GPFS is also a file management system, and IBM believes the technology distinguishes itself from other clustered file systems by providing concurrent, high-speed file access to applications executing across a wide range of server nodes. The key capabilities of GPFS include storage management, information life cycle management tools, centralized administration and shared access to file systems from remote GPFS clusters.

Please note that while GPFS typically deals with "unstructured" (i.e., for the most part file) data, according to an IBM white paper, GPFS also supports relational databases with structured data that support mission critical online transaction processing systems (OLTP). That is an important point since such environments are block-based, not file based. Although there are probably a number of OLTP applications that will never submit to running under a file system, many more could fall under a file system's control. That issue has been recognized, but never really emphasized, by the industry for a long time.

IBM is using GPFS as a key building block in other technology offerings. For example, GPFS is at the heart of the company's SoFS (Scale out File Services), which can be used to provide the scalability that has hampered NAS deployments in the past. SoFS also incorporates a number of other technologies, such Tivoli Storage Manager, Tivoli Hierarchical Storage Manager and Samba. 

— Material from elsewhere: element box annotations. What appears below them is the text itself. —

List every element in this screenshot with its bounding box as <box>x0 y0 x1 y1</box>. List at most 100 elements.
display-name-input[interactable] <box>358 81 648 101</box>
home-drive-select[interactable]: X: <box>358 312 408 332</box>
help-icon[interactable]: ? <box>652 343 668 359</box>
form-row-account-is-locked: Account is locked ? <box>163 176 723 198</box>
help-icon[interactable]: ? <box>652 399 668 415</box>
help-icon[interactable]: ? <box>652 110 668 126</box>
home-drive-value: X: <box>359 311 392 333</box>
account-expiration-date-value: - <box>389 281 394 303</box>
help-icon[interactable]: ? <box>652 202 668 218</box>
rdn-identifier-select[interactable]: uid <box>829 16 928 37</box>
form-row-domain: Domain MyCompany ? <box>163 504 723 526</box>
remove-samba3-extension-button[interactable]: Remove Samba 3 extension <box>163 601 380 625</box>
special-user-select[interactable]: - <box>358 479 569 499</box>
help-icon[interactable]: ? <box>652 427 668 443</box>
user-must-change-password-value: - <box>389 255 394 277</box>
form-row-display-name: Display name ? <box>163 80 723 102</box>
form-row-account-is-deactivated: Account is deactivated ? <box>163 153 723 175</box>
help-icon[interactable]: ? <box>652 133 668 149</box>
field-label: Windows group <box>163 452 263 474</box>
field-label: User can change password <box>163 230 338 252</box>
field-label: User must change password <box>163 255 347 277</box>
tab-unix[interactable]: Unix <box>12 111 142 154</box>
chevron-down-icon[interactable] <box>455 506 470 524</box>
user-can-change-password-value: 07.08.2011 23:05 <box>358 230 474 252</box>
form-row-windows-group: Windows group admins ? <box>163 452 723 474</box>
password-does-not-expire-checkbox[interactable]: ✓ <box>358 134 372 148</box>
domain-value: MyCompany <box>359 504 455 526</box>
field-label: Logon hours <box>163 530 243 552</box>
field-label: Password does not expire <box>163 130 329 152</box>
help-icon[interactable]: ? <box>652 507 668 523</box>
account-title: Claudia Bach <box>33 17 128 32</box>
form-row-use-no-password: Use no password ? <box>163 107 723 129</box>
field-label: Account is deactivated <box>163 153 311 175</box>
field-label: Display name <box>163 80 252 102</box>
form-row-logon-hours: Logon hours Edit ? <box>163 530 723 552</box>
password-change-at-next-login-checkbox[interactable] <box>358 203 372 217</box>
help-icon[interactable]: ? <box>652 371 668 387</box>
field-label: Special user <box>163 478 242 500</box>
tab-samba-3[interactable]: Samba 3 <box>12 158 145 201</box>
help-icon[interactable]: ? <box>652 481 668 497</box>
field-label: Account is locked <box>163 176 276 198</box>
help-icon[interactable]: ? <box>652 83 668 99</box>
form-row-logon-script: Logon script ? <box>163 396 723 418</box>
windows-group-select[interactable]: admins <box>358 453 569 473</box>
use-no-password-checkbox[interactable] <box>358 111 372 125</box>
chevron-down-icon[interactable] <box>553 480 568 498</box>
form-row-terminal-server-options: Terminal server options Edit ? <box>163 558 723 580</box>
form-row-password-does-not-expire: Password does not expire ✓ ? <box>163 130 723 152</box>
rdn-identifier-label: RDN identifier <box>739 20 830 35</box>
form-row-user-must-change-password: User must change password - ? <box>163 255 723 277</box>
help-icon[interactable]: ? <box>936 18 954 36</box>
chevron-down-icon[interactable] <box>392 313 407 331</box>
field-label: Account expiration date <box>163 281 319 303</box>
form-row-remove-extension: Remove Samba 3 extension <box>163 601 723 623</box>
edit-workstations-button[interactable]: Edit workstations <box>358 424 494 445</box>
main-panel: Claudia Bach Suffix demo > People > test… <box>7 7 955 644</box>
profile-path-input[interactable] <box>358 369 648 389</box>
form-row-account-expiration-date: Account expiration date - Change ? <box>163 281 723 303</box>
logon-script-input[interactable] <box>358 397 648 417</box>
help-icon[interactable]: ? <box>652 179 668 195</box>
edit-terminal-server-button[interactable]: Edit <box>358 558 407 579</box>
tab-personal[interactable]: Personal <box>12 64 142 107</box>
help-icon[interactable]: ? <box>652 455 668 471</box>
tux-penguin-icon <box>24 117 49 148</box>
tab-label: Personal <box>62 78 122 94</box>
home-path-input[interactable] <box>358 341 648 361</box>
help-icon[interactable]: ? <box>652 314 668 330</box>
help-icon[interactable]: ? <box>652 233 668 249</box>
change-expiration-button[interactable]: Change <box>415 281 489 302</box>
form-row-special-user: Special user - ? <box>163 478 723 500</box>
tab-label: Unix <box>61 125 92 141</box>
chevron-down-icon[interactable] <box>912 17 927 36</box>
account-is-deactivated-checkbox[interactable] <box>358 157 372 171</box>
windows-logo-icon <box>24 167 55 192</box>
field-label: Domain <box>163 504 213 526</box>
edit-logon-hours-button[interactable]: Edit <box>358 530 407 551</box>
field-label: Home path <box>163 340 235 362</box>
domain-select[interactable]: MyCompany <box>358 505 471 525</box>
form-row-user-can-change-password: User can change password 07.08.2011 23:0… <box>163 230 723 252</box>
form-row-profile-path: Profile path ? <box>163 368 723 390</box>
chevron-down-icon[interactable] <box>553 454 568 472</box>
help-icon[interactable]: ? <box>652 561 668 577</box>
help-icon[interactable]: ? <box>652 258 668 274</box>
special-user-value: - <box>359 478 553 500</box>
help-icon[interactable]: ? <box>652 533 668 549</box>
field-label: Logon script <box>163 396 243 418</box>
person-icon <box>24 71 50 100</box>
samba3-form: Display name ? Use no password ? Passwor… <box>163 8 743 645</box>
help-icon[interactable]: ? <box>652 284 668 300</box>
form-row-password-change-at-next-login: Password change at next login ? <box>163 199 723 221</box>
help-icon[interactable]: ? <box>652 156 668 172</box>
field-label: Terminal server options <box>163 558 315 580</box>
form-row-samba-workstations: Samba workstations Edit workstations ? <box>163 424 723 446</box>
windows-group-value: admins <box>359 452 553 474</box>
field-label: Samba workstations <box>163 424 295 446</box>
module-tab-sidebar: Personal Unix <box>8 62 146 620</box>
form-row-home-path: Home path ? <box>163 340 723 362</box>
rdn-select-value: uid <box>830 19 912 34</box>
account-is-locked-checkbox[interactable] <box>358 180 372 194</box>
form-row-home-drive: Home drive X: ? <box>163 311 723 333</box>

But so what? Why revisit existing technologies? Well, most of the data explosion that companies are creating is file data. That data has to be managed effectively And GPFS can serve as the foundation solution for the following reasons:

    * A true global name space capability has to be put in place to eliminate islands of data that can cripple or even prevent user access to information, as well as the ability to integrate and analyze distributed pieces of information.
    * The technology has to scale to manage what was once considered an unimaginable amount of data -- a petabyte (PB). IBM pointed out that when operating at this scale that 20% of the resources, such as disks or interconnects, might well be unavailable at any one time. That is shocking to think about in what, by definition, must be a high availability (HA) world. But the unavailability of resources does not mean that the user should notice any impact. That comes about through transparent failover from failed components to working components as well as the ability to clean up over time using self-healing capabilities.
    * High speed scanning is necessary for backup, archiving, replication, and other functions.
    * Management requires the effective management of metadata as well as data. Files have useful metadata; blocks have extremely limited metadata. Managing an information infrastructure optimally requires intelligence (i.e., software that can make decisions based upon policy), but that intelligence needs something from which to make its decisions, that is metadata.